Add option to attach roles just on the created SA instead of at the project level in workload-identity module

[rrajvans]

TL;DR

Add option to attach roles/iam.serviceAccountOpenIdTokenCreator & roles/iam.serviceAccountTokenCreator just on the SA itself instead at the project level

Terraform Resources

https://registry.terraform.io/providers/hashicorp/google/latest/docs/resources/google_service_account_iam

Detailed design

Change field roles to roles_project_level to clarify these roles are granted at project level

Create optional list field roles_sa_level to clarify these roles are granted on the GCP Service account

roles_sa_level will allow only roles/iam.serviceAccountTokenCreator & roles/iam.serviceAccountOpenIdTokenCreator taken from https://cloud.google.com/iam/docs/service-account-permissions. roles/iam.serviceAccountUser not needed as the SA already has that role on itself. We'll use `validate` to check if the user provided list should not be greater than 2 and  specifies one of the above 2 roles for each value.
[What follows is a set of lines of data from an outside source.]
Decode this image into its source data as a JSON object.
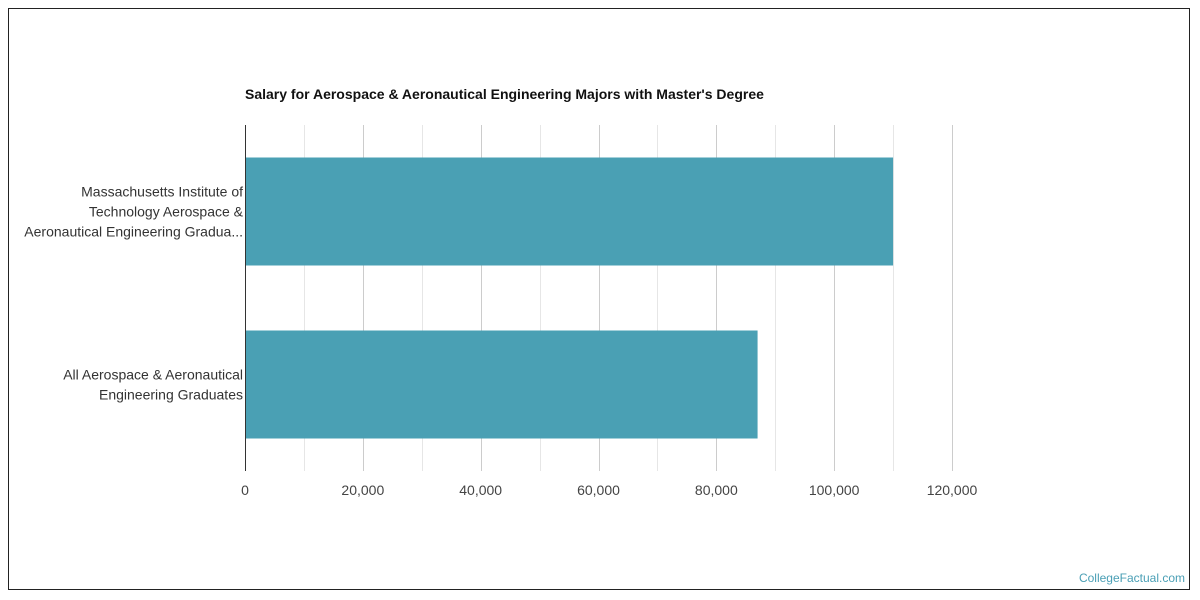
{
  "chart_data": {
    "type": "bar",
    "orientation": "horizontal",
    "title": "Salary for Aerospace & Aeronautical Engineering Majors with Master's Degree",
    "categories": [
      [
        "Massachusetts Institute of",
        "Technology Aerospace &",
        "Aeronautical Engineering Gradua..."
      ],
      [
        "All Aerospace & Aeronautical",
        "Engineering Graduates"
      ]
    ],
    "values": [
      110000,
      87000
    ],
    "xlim": [
      0,
      120000
    ],
    "xticks": [
      0,
      20000,
      40000,
      60000,
      80000,
      100000,
      120000
    ],
    "xtick_labels": [
      "0",
      "20,000",
      "40,000",
      "60,000",
      "80,000",
      "100,000",
      "120,000"
    ],
    "grid": true,
    "bar_color": "#4aa0b4"
  },
  "watermark": "CollegeFactual.com"
}
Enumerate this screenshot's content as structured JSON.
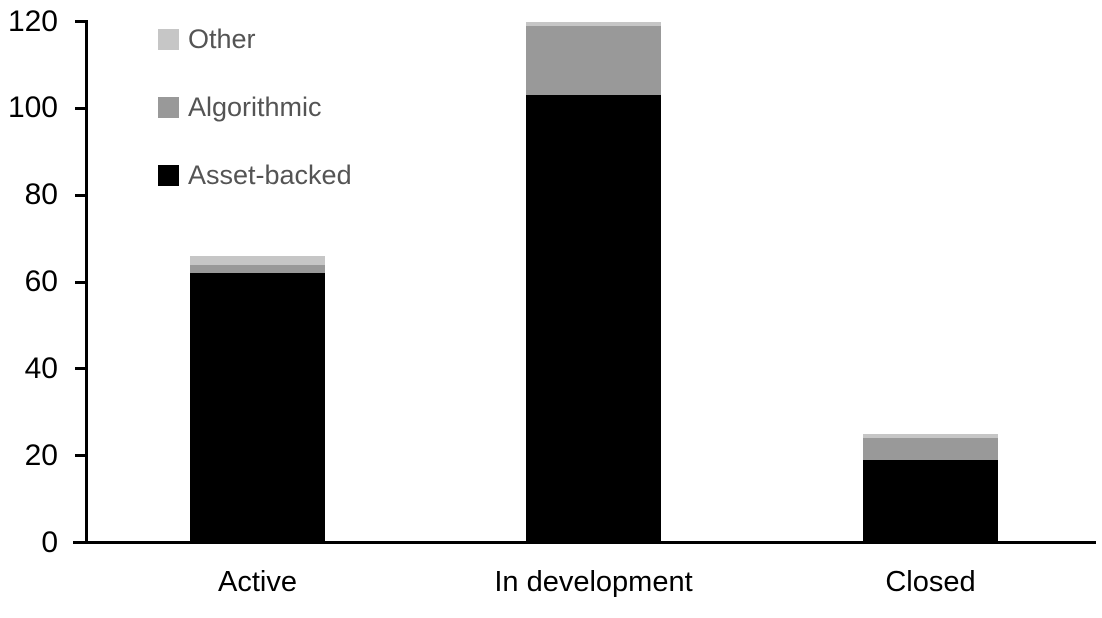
{
  "chart_data": {
    "type": "bar",
    "stacked": true,
    "title": "",
    "xlabel": "",
    "ylabel": "",
    "categories": [
      "Active",
      "In development",
      "Closed"
    ],
    "series": [
      {
        "name": "Asset-backed",
        "color": "#000000",
        "values": [
          62,
          103,
          19
        ]
      },
      {
        "name": "Algorithmic",
        "color": "#999999",
        "values": [
          2,
          16,
          5
        ]
      },
      {
        "name": "Other",
        "color": "#c6c6c6",
        "values": [
          2,
          1,
          1
        ]
      }
    ],
    "totals": [
      66,
      120,
      25
    ],
    "ylim": [
      0,
      120
    ],
    "yticks": [
      0,
      20,
      40,
      60,
      80,
      100,
      120
    ],
    "grid": false,
    "legend_position": "top-left",
    "legend_order": [
      "Other",
      "Algorithmic",
      "Asset-backed"
    ],
    "axis_color": "#000000",
    "tick_label_color": "#000000",
    "legend_text_color": "#545454",
    "background_color": "#ffffff"
  }
}
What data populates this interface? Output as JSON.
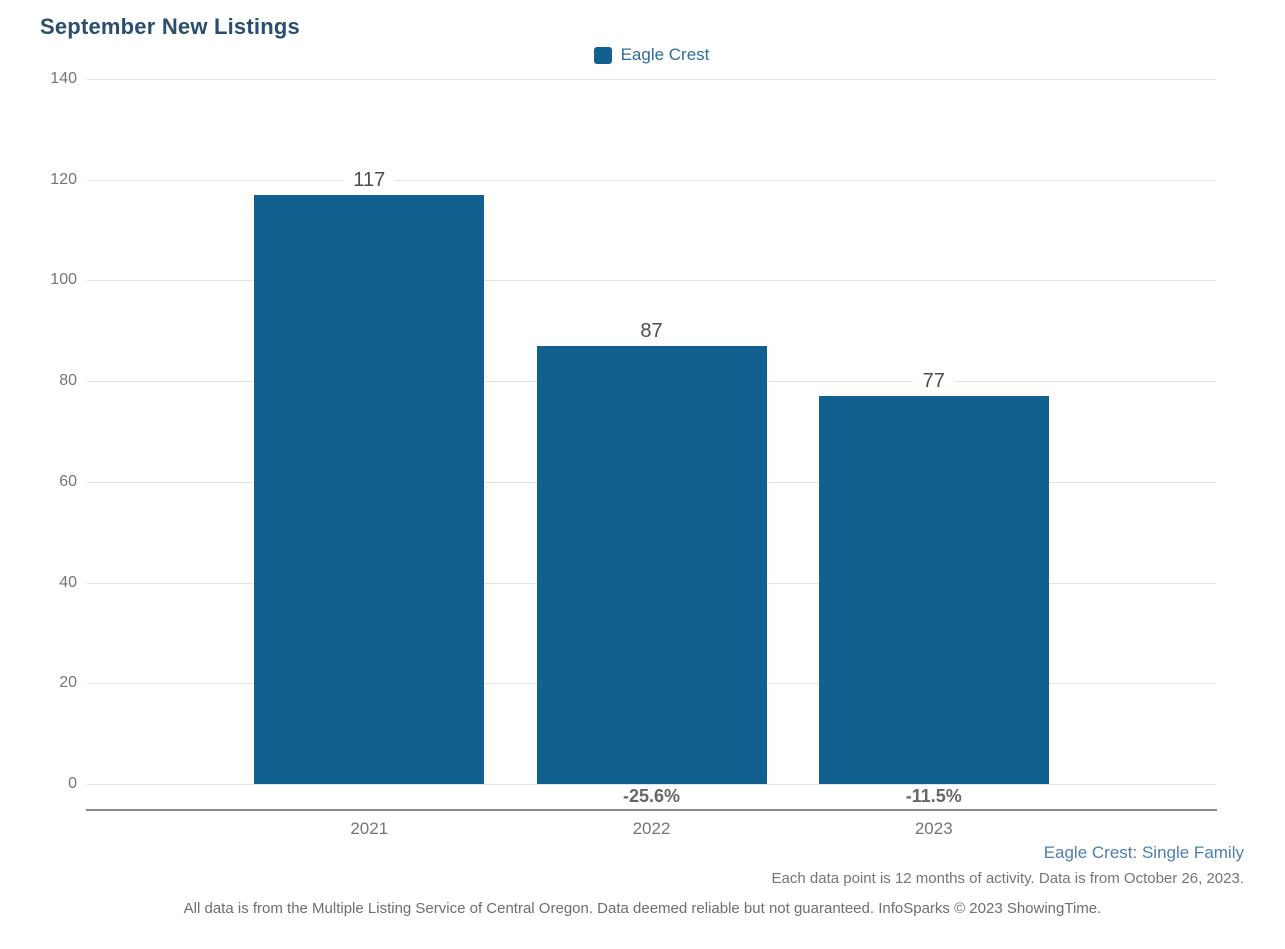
{
  "title": "September New Listings",
  "legend": {
    "label": "Eagle Crest",
    "swatch_color": "#11608f"
  },
  "chart_data": {
    "type": "bar",
    "title": "September New Listings",
    "series_name": "Eagle Crest",
    "categories": [
      "2021",
      "2022",
      "2023"
    ],
    "values": [
      117,
      87,
      77
    ],
    "value_labels": [
      "117",
      "87",
      "77"
    ],
    "pct_change_labels": [
      "",
      "-25.6%",
      "-11.5%"
    ],
    "xlabel": "",
    "ylabel": "",
    "ylim": [
      0,
      140
    ],
    "yticks": [
      0,
      20,
      40,
      60,
      80,
      100,
      120,
      140
    ],
    "grid": true,
    "legend_position": "top-center",
    "bar_color": "#11608f"
  },
  "footnotes": {
    "segment_label": "Eagle Crest: Single Family",
    "data_note": "Each data point is 12 months of activity. Data is from October 26, 2023.",
    "disclaimer": "All data is from the Multiple Listing Service of Central Oregon. Data deemed reliable but not guaranteed. InfoSparks © 2023 ShowingTime."
  },
  "colors": {
    "title": "#2a4e6e",
    "bar": "#11608f",
    "legend_text": "#2e6d9d",
    "gridline": "#e3e3e3",
    "axis_line": "#8a8a8a",
    "tick_text": "#757575",
    "value_text": "#4d4d4d",
    "pct_text": "#666666",
    "segment_text": "#4d7fae"
  }
}
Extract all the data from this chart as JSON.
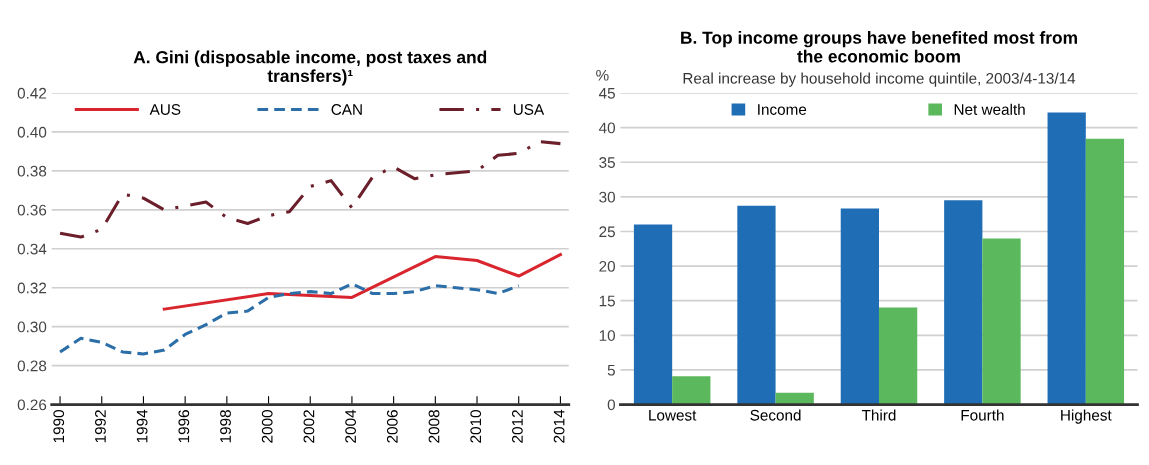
{
  "chart_data": [
    {
      "type": "line",
      "title": "A. Gini (disposable income, post taxes and\ntransfers)¹",
      "xlim": [
        1989.6,
        2014.4
      ],
      "xticks": [
        1990,
        1992,
        1994,
        1996,
        1998,
        2000,
        2002,
        2004,
        2006,
        2008,
        2010,
        2012,
        2014
      ],
      "ylim": [
        0.26,
        0.42
      ],
      "yticks": [
        {
          "value": 0.26,
          "label": "0.26"
        },
        {
          "value": 0.28,
          "label": "0.28"
        },
        {
          "value": 0.3,
          "label": "0.30"
        },
        {
          "value": 0.32,
          "label": "0.32"
        },
        {
          "value": 0.34,
          "label": "0.34"
        },
        {
          "value": 0.36,
          "label": "0.36"
        },
        {
          "value": 0.38,
          "label": "0.38"
        },
        {
          "value": 0.4,
          "label": "0.40"
        },
        {
          "value": 0.42,
          "label": "0.42"
        }
      ],
      "grid": "y",
      "legend": "top",
      "marker": "none",
      "series": [
        {
          "name": "AUS",
          "color": "#d9262e",
          "line_style": "solid",
          "x": [
            1995,
            2000,
            2002,
            2004,
            2008,
            2010,
            2012,
            2014
          ],
          "values": [
            0.309,
            0.317,
            0.316,
            0.315,
            0.336,
            0.334,
            0.326,
            0.337
          ]
        },
        {
          "name": "CAN",
          "color": "#2b6ea8",
          "line_style": "dashed",
          "x": [
            1990,
            1991,
            1992,
            1993,
            1994,
            1995,
            1996,
            1997,
            1998,
            1999,
            2000,
            2001,
            2002,
            2003,
            2004,
            2005,
            2006,
            2007,
            2008,
            2009,
            2010,
            2011,
            2012
          ],
          "values": [
            0.287,
            0.294,
            0.292,
            0.287,
            0.286,
            0.288,
            0.296,
            0.301,
            0.307,
            0.308,
            0.315,
            0.317,
            0.318,
            0.317,
            0.322,
            0.317,
            0.317,
            0.318,
            0.321,
            0.32,
            0.319,
            0.317,
            0.321
          ]
        },
        {
          "name": "USA",
          "color": "#6b1f2a",
          "line_style": "dashdot",
          "x": [
            1990,
            1991,
            1992,
            1993,
            1994,
            1995,
            1996,
            1997,
            1998,
            1999,
            2000,
            2001,
            2002,
            2003,
            2004,
            2005,
            2006,
            2007,
            2008,
            2009,
            2010,
            2011,
            2012,
            2013,
            2014
          ],
          "values": [
            0.348,
            0.346,
            0.35,
            0.368,
            0.366,
            0.36,
            0.362,
            0.364,
            0.356,
            0.353,
            0.357,
            0.359,
            0.372,
            0.375,
            0.361,
            0.377,
            0.382,
            0.376,
            0.378,
            0.379,
            0.38,
            0.388,
            0.389,
            0.395,
            0.394
          ]
        }
      ]
    },
    {
      "type": "bar",
      "title": "B. Top income groups have benefited most from\nthe economic boom",
      "subtitle": "Real increase by household income quintile, 2003/4-13/14",
      "ylabel": "%",
      "categories": [
        "Lowest",
        "Second",
        "Third",
        "Fourth",
        "Highest"
      ],
      "ylim": [
        0,
        45
      ],
      "yticks": [
        0,
        5,
        10,
        15,
        20,
        25,
        30,
        35,
        40,
        45
      ],
      "grid": "y",
      "legend": "top",
      "series": [
        {
          "name": "Income",
          "color": "#1f6db5",
          "values": [
            26.0,
            28.7,
            28.3,
            29.5,
            42.2
          ]
        },
        {
          "name": "Net wealth",
          "color": "#5cb85c",
          "values": [
            4.1,
            1.7,
            14.0,
            24.0,
            38.4
          ]
        }
      ]
    }
  ]
}
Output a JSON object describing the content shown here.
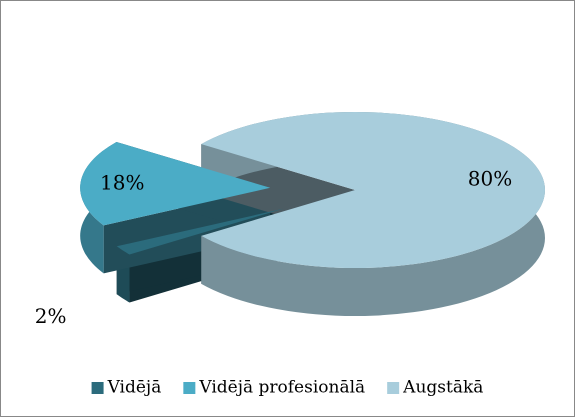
{
  "chart_data": {
    "type": "pie",
    "categories": [
      "Vidējā",
      "Vidējā profesionālā",
      "Augstākā"
    ],
    "values": [
      2,
      18,
      80
    ],
    "value_labels": [
      "2%",
      "18%",
      "80%"
    ],
    "colors": [
      "#2b6b7c",
      "#4bacc6",
      "#a8cddc"
    ],
    "legend": "bottom"
  }
}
We'll add a https://registry.terraform.io/providers/hashicorp/google/latest/docs/resources/google_service_account_iam#google_service_account_iam_member in https://github.com/terraform-google-modules/terraform-google-kubernetes-engine/blob/master/modules/workload-identity/main.tf and use for_each to attach these roles at the SA level.

Additional information

Our team faced the issue where we wanted to attach roles/iam.serviceAccountTokenCreator on the GCP SA itself but the roles field in workload-identity module gives roles to the SA at the project level which can be a security risk. We had to use this module to attach the role on the SA itself. It would be nice to have the option to specify roles on the SA itself within the workload-identity module. Please let me know if this sounds good. If yes, I can start working on it. Thanks!